The Telegraph
Saturday , August 9 , 2014
CIMA Gallary

Potato haves and have-nots

Calcutta, Aug. 8: Critics of the Bengal government’s potato intervention policy have pointed to a curious detail to claim the drive smacks of tokenism.

The government has opened outlets to sell potato at prices far lower than the market rate (see chart). But all the 27 centres are located in urban areas such as Calcutta, Salt Lake and Howrah.

There is no clarity yet on whether such subsidised stalls will be opened elsewhere in the state too.

Income levels are relatively higher in urban areas than those in rural belts, and the more needy would be found in villages, not in the city and its outskirts, officials said.

However, if the scheme is widened across the state, the government may fall short of affordable stocks that are now largely sourced from seized trucks and cold storage units that are at the mercy of the administration, the officials said.

The government is buying potato directly from cold storages and seizing stocks from trucks transporting the commodity to other states in violation of a directive.

Senior officials said around 70 trucks have been stopped near the Odisha border since last night and the seized potato is being brought to Calcutta so that the counters don’t run out of stock.

“The sellers will buy the potato from the government at Rs 12 a kilo and sell them to consumers at Rs 14 a kilo. The government will pay the owners of the seized potato Rs 12 a kilo,” a Nabanna official said.

The government has stopped the transportation of potato to other states and issued an advisory to sell the tuber at Rs 14 a kilo after the price rose to Rs 22 a kilo in Calcutta and Rs 20 a kilo in the districts.

Several officials said that once the government decided to intervene — which itself has added fuel to the price fire — the districts should have been given higher priority than the city.

According to Planning Commission figures, 22.52 per cent of Bengal’s rural population fell below the poverty line. The figure is 14.66 per cent in urban areas.

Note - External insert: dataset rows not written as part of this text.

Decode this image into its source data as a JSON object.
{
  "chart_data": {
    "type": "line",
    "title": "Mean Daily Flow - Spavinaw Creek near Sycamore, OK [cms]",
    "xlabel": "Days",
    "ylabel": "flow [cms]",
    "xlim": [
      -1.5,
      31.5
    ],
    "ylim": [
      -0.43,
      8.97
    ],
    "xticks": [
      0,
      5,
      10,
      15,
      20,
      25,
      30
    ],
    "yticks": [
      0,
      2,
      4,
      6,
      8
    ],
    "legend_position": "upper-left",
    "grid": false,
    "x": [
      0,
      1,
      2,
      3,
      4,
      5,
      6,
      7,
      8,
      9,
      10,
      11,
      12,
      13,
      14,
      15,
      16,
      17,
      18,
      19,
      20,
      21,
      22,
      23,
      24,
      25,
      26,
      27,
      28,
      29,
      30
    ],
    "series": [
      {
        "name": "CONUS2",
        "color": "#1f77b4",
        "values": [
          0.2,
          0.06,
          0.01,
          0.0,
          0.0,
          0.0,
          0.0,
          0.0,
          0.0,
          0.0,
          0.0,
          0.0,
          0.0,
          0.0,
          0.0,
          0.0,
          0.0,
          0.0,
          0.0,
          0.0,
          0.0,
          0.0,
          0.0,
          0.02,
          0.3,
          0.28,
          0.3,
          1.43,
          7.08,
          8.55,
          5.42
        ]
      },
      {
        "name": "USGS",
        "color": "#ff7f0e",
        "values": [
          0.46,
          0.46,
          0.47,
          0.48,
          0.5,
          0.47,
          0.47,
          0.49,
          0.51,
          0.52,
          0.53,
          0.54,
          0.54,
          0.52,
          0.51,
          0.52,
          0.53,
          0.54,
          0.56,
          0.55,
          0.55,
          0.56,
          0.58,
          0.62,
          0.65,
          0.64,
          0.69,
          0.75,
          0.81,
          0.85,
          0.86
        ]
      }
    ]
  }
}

The potato policy makes it “seem like all the poor people live in Calcutta or its surrounding areas. I can’t understand the government’s logic behind selling potato at subsidised rates only in Calcutta,” an official said. “The people in the districts need subsidised potato more than those in the city.”

A minister said the government would sell subsidised potato in the districts, too.

But an agricultural department official said it was not possible for the government to sell potato at Rs 14 a kilo across the state. “The government does not harvest potato, so it does not have a stock of its own. The agriculture-marketing and horticulture departments are putting pressure on the West Bengal Cold Storage Association to give the government potato at Rs 13.30 a kilo. This potato is being sold at Rs 14 a kilo at the city counters.”

According to estimates, the association is giving 100 tonnes of potato every week to the two departments at Rs 13.30 a kilo although the price of the tuber is Rs 18 a kilo at the cold storages.

“As cold storage owners have to renew their licence every year, seek subsidy on electricity bills and request extension of deadlines to keep stock, they feel compelled to sell the potato to the government at a cheaper rate. They can still afford to do so as the demand is around 100 tonnes a week now. If the demand goes up, the storage owners will not be able to supply at such a low rate,” another official said.